Purpose This study aims to characterize the compost produced under low input conditions in thirty days of composting from food wastes applying the hot composting Berkeley method (HCBM) by ¹³C NMR CP/MAS techniques combined with evaluation of chemometric, physical and chemical parameters.
Method The composting process from food waste was carried out following the recommendations of the Hot Composting Berkeley method. At 7, 9, 11, 13, 15, 17, 19, 21, 23 and 25 days turning was carried out, totaling eleven turns and the temperature, pH, electrical conductivity, dry density, potential CO₂ emission and potential NH₃ emission were quantified. The metal content in the compost was determined after 25 days. The structural modifications of compost process were monitored by ¹³C-NMR CP MAS spectroscopic and chemometrics analysis.

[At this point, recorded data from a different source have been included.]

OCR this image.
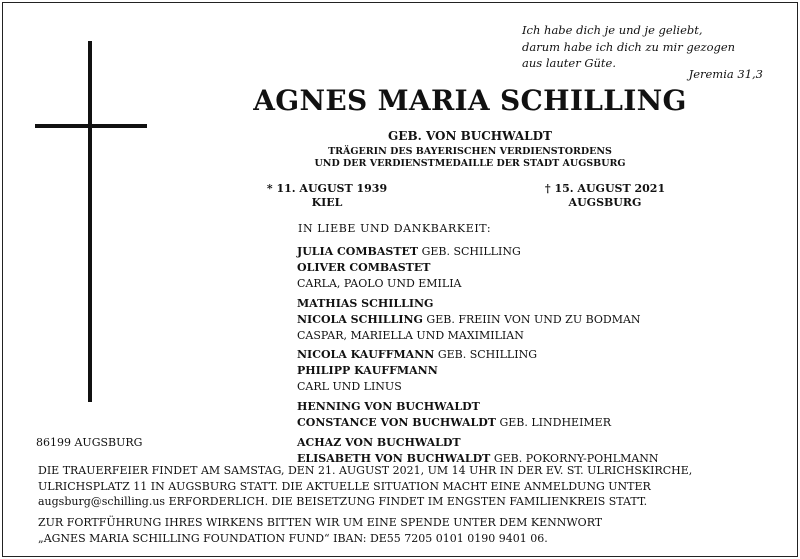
Ich habe dich je und je geliebt,
darum habe ich dich zu mir gezogen
aus lauter Güte.
Jeremia 31,3
AGNES MARIA SCHILLING
GEB. VON BUCHWALDT
TRÄGERIN DES BAYERISCHEN VERDIENSTORDENS
UND DER VERDIENSTMEDAILLE DER STADT AUGSBURG
* 11. AUGUST 1939
KIEL
† 15. AUGUST 2021
AUGSBURG
IN LIEBE UND DANKBARKEIT:
JULIA COMBASTET GEB. SCHILLING
OLIVER COMBASTET
CARLA, PAOLO UND EMILIA
MATHIAS SCHILLING
NICOLA SCHILLING GEB. FREIIN VON UND ZU BODMAN
CASPAR, MARIELLA UND MAXIMILIAN
NICOLA KAUFFMANN GEB. SCHILLING
PHILIPP KAUFFMANN
CARL UND LINUS
HENNING VON BUCHWALDT
CONSTANCE VON BUCHWALDT GEB. LINDHEIMER
ACHAZ VON BUCHWALDT
ELISABETH VON BUCHWALDT GEB. POKORNY-POHLMANN
86199 AUGSBURG
DIE TRAUERFEIER FINDET AM SAMSTAG, DEN 21. AUGUST 2021, UM 14 UHR IN DER EV. ST. ULRICHSKIRCHE,
ULRICHSPLATZ 11 IN AUGSBURG STATT. DIE AKTUELLE SITUATION MACHT EINE ANMELDUNG UNTER
augsburg@schilling.us ERFORDERLICH. DIE BEISETZUNG FINDET IM ENGSTEN FAMILIENKREIS STATT.
ZUR FORTFÜHRUNG IHRES WIRKENS BITTEN WIR UM EINE SPENDE UNTER DEM KENNWORT
„AGNES MARIA SCHILLING FOUNDATION FUND“ IBAN: DE55 7205 0101 0190 9401 06.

Results Composting takes place immediately and continues for 15 days through transformation to more labile lipid, carbohydrate and proteinaceous molecules (C_Alkyl-H,R; C_Alkyl-O; CAlkyl-O,N) with increasing temperature and pH. After 15 days, there is a CO2 and NH3 emission reduction as well as preservation of recalcitrant molecules with more aromatic and nonpolar characteristics (CAromatic-H,R; CAromatic-O,N).
Conclusion The compost obtained at 25 days of composting by applying HCBM has greater hydrophobicity and aromaticity and is rich in mineral elements important for plant nutrition. The application of HCBM to food waste allowed to obtain a stabilized compost in ecological production conditions.</sub>

• Hot composting Berkeley method to food waste allowed to obtain a stabilized compost.
• Composting occurred through an initial transformation of polar and labile compounds.
• After 15 days, the preservation of recalcitrant and molecules occurred.
• The final compost (30 days) was hydrophobic and aromatic.
• Final compost was stabilized and rich in mineral elements (Ca²⁺, Mg²⁺, Mn²⁺, and Zn²⁺).